Andrea Vianello, Troise, Majorano, Padovan, Pacchioni, Ida Giugliano, Gino Sorbillo e Chiariello a “Un Calcio Alla Radio”

Vianello: “ Napoli? Credo ancora alla rimonta”.

In diretta a “Un Calcio Alla Radio”, trasmissione di Umberto Chiariello in onda su Radio CRC TARGATO ITALIA, è intervenuto Andrea Vianello: “ De Laurentiis essendo uomo di cinema sa che può accadere di tutto. Quella parte di cervello un po’ più razionale ci dice che è davvero complicato che la Juve possa avere un calo così grande da ribaltare la situazione. L’Inter ha un organico notevole. Un tempo 14 punti si potevano anche recuperare, ma c’è una corazzata come quella bianconera ed è quasi impossibile pensare che possa avere delle flessioni. Quella col Napoli è una distanza che permette comunque di non abbassare le tapparelle sul campionato. Ronaldo? Acquisto importante per la prospettiva nel senso che il fatto che sia venuto un grande campione e che quindi si sia dato credito al campionato italiano, che poi abbia aumentato il gap con le avversarie su questo non c’è dubbio. Non ha aiutato la competitività del campionato, ma mi auguro che qualche altro grande campione lo segua qui in Italia. Il top player che de Laurentiis ha comprato è uno che ha sessant’anni. Se De Laurentiis vorrà tenere il cinema aperto dovrà fare un grande acquisto. Fabian è un ottimo giocatore, ma sono i top che fanno la differenza. Moggi ha detto che esiste la sudditanza? È lui che l’ha creata (scherza ndr). Bisogna entrare, comunque, nella psiche degli arbitri. Il VAR ci ha lasciato un po’ stranito all’inizio, ma se utilizzato nel modo giusto, come non avvenuto negli ultimi tempi, è una grande panacea verso questo rischio. È uno strumento democratico e a volte anche di un’ottusità totale perché segnala gol in fuorigioco di dieci centimetri. È un grande cambiamento culturale per gli arbitri, perché devono in qualche modo delegare ”.

Troise: “Napoli, esiste un’ ipotesi Veretout”.

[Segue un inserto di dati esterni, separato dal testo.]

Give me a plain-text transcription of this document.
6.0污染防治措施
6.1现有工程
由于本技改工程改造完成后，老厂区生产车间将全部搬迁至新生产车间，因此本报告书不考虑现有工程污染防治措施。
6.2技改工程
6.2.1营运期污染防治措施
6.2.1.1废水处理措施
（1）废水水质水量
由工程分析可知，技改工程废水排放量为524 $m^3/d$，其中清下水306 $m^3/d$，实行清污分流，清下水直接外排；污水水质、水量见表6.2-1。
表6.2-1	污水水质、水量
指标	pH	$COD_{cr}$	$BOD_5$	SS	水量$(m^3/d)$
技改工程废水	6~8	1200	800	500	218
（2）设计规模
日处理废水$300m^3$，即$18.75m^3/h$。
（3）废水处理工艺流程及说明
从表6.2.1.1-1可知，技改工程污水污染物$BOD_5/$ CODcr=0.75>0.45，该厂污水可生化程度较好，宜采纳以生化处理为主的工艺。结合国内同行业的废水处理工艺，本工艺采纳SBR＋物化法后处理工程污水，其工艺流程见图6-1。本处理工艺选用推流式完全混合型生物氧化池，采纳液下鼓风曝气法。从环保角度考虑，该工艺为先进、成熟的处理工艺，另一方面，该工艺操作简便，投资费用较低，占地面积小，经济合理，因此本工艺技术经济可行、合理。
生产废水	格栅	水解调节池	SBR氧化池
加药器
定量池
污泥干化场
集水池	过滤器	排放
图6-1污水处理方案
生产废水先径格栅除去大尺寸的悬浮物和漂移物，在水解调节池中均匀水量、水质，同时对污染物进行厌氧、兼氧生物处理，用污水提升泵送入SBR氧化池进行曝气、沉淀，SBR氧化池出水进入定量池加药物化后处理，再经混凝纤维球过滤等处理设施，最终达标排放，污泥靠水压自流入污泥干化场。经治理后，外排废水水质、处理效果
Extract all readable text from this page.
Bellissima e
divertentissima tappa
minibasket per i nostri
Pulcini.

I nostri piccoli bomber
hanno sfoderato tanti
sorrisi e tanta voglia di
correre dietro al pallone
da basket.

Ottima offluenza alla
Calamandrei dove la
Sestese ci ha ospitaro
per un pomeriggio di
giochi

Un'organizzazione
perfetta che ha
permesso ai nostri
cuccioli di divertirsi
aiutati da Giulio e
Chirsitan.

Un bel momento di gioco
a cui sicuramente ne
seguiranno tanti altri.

In diretta a “ Un Calcio Alla Radio”, trasmissione di Umberto Chiariello in onda su Radio CRC TARGATO ITALIA, è intervenuto Ciro Troise, giornalista de il Corriere del Mezzogiorno: “Parole di ADL su Koulibaly? Significa che da estate 2020 c’è una clausola di 150 milioni per Koulibaly. Questo non vuol dire che Koulibaly di certo resterà questa estate. Per la prossima estate bisogna comunque stare attenti e vedere cosa avverrà. Secondo la dichiarazione guardava al futuro. Idea Veretout? Sul centrocampo questa estate, quando tutti invocavano Cavani, io sostenevo che il reparto in cui il Napoli dovesse intervenire era il centrocampo. Il Napoli davanti i gol li faceva e li ha sempre fatti, al di là di questo a centrocampo il Napoli sta confermando quello che aveva detto questa estate. Rog ormai non gioca dal Chievo, Diawara fa fatica ad entrare nei meccanismi della squadra, Hamsik è il capitano di qualità e di ambizione, però qualche investimento per il centrocampo va fatto. Il nome di Veretout ci sta benissimo, poi ha cambiato procuratore che è Giuffredi, considerando che quando si cambia procuratore lo si fa per cambiare la propria condizione contrattuale”.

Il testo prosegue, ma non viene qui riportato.